Member of the Legislative Assembly of British Columbia
- In office 1898–1900
- Constituency: New Westminster City

Personal details
- Born: March 13, 1860 Oshawa, Canada West
- Died: December 13, 1940 (aged 80) Vancouver, British Columbia
- Spouse: Susan Crawford ​(m. 1895)​
- Occupation: Jurist, politician

= Alexander Henderson (Canadian politician) =

Canadian politician

Alexander Henderson (March 13, 1860 - December 13, 1940) was a lawyer, judge and political figure in British Columbia and Yukon. He represented New Westminster City in the Legislative Assembly of British Columbia from 1898 to 1900. Henderson served as the sixth commissioner of Yukon from 1907 to 1911.

==Biography==
Henderson was born in Oshawa, Canada West, the son of Alexander Henderson, and was educated there, at the University of Toronto and at Osgoode Hall. Henderson was called to the Ontario bar in 1889 and the British Columbia bar in 1892. Henderson practised law in Oshawa until 1891 when he moved to New Westminster, British Columbia. In 1899, he was named King's Counsel. He served in the British Columbia cabinet as Attorney General.

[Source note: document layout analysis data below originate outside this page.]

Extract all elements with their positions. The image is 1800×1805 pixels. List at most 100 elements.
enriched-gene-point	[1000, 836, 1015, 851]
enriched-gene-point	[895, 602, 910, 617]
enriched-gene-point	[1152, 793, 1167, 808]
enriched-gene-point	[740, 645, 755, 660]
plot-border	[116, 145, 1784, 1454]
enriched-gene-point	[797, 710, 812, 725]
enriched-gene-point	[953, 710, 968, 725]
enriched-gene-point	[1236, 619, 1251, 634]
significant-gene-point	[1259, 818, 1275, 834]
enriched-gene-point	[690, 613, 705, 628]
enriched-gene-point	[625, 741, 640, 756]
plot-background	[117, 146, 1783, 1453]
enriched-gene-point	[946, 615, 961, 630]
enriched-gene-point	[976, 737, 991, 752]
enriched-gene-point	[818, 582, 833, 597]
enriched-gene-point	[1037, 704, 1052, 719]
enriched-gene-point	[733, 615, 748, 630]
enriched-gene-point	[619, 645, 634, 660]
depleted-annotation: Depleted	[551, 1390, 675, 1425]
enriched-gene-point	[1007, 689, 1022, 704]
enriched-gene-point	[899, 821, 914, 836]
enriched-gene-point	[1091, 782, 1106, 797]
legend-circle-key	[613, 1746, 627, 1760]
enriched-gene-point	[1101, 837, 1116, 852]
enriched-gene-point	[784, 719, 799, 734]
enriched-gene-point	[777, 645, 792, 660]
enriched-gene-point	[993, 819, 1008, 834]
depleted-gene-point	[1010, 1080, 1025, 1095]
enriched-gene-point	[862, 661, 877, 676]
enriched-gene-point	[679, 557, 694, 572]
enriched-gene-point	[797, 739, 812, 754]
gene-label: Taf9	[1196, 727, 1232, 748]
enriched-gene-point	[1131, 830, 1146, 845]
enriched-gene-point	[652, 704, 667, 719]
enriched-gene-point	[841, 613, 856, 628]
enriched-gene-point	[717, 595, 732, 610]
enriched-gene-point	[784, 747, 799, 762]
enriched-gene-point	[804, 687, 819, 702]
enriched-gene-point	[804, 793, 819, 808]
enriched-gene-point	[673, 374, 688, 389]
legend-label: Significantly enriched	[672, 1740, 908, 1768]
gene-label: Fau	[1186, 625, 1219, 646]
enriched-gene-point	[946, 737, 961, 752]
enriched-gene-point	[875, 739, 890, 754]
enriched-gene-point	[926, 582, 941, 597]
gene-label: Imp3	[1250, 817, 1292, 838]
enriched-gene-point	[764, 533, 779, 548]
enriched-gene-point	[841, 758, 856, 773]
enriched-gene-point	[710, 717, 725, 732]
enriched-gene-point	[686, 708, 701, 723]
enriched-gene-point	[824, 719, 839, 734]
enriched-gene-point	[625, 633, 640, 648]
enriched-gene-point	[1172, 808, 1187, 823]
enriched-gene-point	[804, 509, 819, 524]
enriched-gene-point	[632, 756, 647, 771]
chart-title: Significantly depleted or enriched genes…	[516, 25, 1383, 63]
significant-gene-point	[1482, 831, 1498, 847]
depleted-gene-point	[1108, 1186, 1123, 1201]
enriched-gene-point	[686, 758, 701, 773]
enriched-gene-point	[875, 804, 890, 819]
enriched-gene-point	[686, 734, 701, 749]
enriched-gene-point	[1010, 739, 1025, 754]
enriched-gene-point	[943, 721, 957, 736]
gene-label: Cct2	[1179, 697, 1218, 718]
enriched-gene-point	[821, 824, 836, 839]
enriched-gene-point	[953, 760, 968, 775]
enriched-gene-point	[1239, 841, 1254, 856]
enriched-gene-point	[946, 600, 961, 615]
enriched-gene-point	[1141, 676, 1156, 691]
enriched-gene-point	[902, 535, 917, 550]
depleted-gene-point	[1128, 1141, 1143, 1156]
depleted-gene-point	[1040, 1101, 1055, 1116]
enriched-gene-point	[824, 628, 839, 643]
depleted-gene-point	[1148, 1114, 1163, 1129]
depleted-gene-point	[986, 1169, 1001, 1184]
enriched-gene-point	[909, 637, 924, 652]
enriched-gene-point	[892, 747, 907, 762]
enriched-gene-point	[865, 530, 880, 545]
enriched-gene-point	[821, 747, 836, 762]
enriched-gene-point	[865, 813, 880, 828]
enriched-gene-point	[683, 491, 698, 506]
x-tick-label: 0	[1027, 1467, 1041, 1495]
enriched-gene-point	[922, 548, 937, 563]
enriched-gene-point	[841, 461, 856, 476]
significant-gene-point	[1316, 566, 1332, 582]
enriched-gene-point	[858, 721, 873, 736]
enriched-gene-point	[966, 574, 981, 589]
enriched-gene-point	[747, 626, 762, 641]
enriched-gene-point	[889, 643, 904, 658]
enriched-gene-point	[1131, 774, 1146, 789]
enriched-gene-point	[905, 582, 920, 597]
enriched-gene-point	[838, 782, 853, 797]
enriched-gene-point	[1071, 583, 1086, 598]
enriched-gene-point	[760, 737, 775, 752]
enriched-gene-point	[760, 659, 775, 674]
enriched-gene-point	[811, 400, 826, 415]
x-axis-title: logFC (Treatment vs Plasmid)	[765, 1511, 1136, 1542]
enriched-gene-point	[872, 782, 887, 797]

In 1904, he was named county court judge for Vancouver, serving until 1907, when he resigned his seat to run unsuccessfully for a seat in the British Columbia assembly. Henderson also served as major in the militia.

In 1895, Henderson married Susan Crawford, the daughter of William McCraney.

Henderson died in Vancouver on December 13, 1940.